I’ve accumulated a treasure trove of stories over a lifetime. This “story” is one of my favorite essays in my book The Power of Relationships. As I tread through the latter half of life and watch Millennials and Generation Z make their mark, my passion for personal storytelling—and the spontaneous musings that arise during conversations with friends—continue to shape my digital essays. In the end, the reader or listener becomes my messenger. How my stories make them feel, reflect, or respond becomes the essence of my narrative.
I often weave personal experiences into conversations, always careful not to overshadow or “one up” the moment. More often than not, I become a storyteller, drawing from life’s rich tapestry of decisions, missteps, small victories, and the occasional lucky break. My mind springs to life, crafting stories that highlight the situation at hand—whether face-to-face, on a Zoom call, or even during a good old-fashioned telephone chat. But text messages? Too brief, too transactional. Storytelling deserves breath.
My love for stories knows no bounds—my own, someone else’s, profiles I read, articles that captivate, or books that explore the depths of human experience. And there is something magical about children and stories: watching my daughter read aloud in my grandson’s classroom reminded me how early the seed is planted. Stories, stories, stories.
Adam Garfinkle, PhD, articulates this beautifully:
“Parents reading stories to children kickstarts a life of reading and writing—which, in essence, is storytelling.”
He explains that shared attention between reader and child links words, sounds, and meaning in a way no screen ever could. The best predictor of future reading proficiency, he notes, is simply how many hours a child spends listening to a storybook in the hands of an adult.
And although I often rave about nonfiction, I’ve developed a real appreciation for the extraordinary stories penned by Ernest Hemingway, Herman Hesse, Elbert Hubbard, Ayn Rand, Arthur Miller, and Mark Twain. Garfinkle again nails the idea: “Deep reading widens our theory of mind. Fiction, in particular, enables us to simulate the consciousness of another person.” Perhaps that’s why The Old Man and the Sea and The Fountainhead moved me so deeply.
One of my favorite magazine pieces—introduced to me by a friend—is Nenan Ganesh’s “The Devil and Roger Federer,” a gem I return to often.
Great Storytellers: From Joe Slade White to Abraham Lincoln
Some stories aren’t just written—they’re lived. When political advisor Joe Slade White passed away, his obituary read like one of the campaign commercials he was famous for crafting. A close acquaintance, Rick Reinhard, often told me about Joe’s gift for blending humor, simplicity, and emotion into persuasive storytelling. His own handbook for client success listed “tell a compelling story” as step one.
Reading about Joe Slade White brought me back to another storyteller who mastered the craft long before television, radio, or social media—Abraham Lincoln.

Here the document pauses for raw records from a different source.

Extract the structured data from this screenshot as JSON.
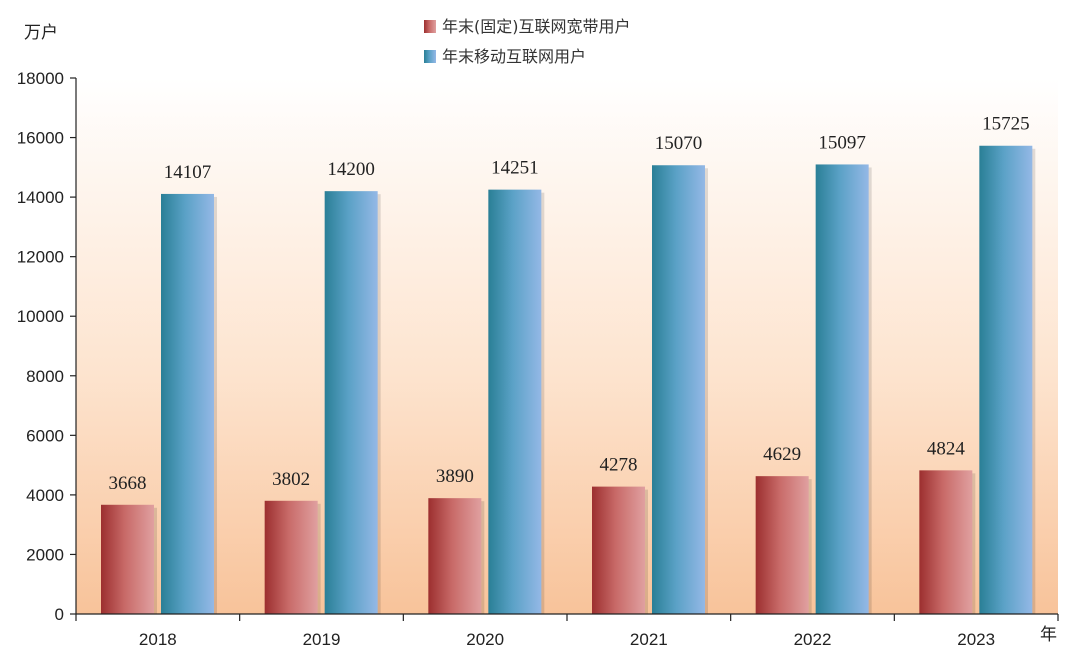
{
  "chart_data": {
    "type": "bar",
    "ylabel": "万户",
    "xlabel": "年",
    "categories": [
      "2018",
      "2019",
      "2020",
      "2021",
      "2022",
      "2023"
    ],
    "series": [
      {
        "name": "年末(固定)互联网宽带用户",
        "values": [
          3668,
          3802,
          3890,
          4278,
          4629,
          4824
        ]
      },
      {
        "name": "年末移动互联网用户",
        "values": [
          14107,
          14200,
          14251,
          15070,
          15097,
          15725
        ]
      }
    ],
    "ylim": [
      0,
      18000
    ],
    "yticks": [
      0,
      2000,
      4000,
      6000,
      8000,
      10000,
      12000,
      14000,
      16000,
      18000
    ],
    "legend_position": "top-center",
    "grid": false
  },
  "colors": {
    "series_0": "#c0605e",
    "series_1": "#5a9ec8",
    "background_top": "#ffffff",
    "background_bottom": "#f8c9a0"
  }
}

In Doris Kearns Goodwin’s Team of Rivals, Lincoln emerges not simply as a statesman but as a natural-born storyteller. He disarmed critics with humorous anecdotes, calmed tempers with parables, and illuminated complicated political arguments through simple frontier allegories. His ability to hold an audience—whether in a packed courtroom, a crowded tavern, or a late-night cabinet meeting—was legendary.
Goodwin describes how Lincoln used stories to connect, persuade, defuse tension, and make people feel seen. In a room full of brilliant and ambitious rivals—Seward, Chase, Bates—Lincoln’s storytelling was his superpower. It helped get him elected, united a fractured cabinet, and, at times, kept the country itself from unraveling.
In the span of American history, few leaders have demonstrated so clearly that the way a story is told can determine how a nation responds.
The Stories We Inherit
Parents—without question—are among the greatest storytellers. Their narratives shape our earliest memories and our first encounters with what it means to imagine, listen, absorb, and retell. They’re the foundation of all later reading, writing, and understanding.
And let’s be candid—some stories get better with age and just a little embellishment. I’ve told my high school Ron Schiappa spitball story well over a hundred times. By the 50th retelling, it had spies, secret codes, and an escape plan. But that’s the beauty of storytelling: as long as the essence remains true, the details are allowed to stretch. It makes the moment funnier, the lesson sharper, and the story more memorable.
A Tradition Continued
My oldest daughter, Kelly, reading stories to her children—Eloise and Kreuz—is more than just a sweet family moment. It’s the next link in a chain. The foundation of a life of reading. Another generation learning to listen, imagine, question, and someday tell stories of their own.
Because storytelling isn’t just how we entertain—it’s how we connect. It’s how we teach. It’s how we remember. And it’s how we live on, long after the final page.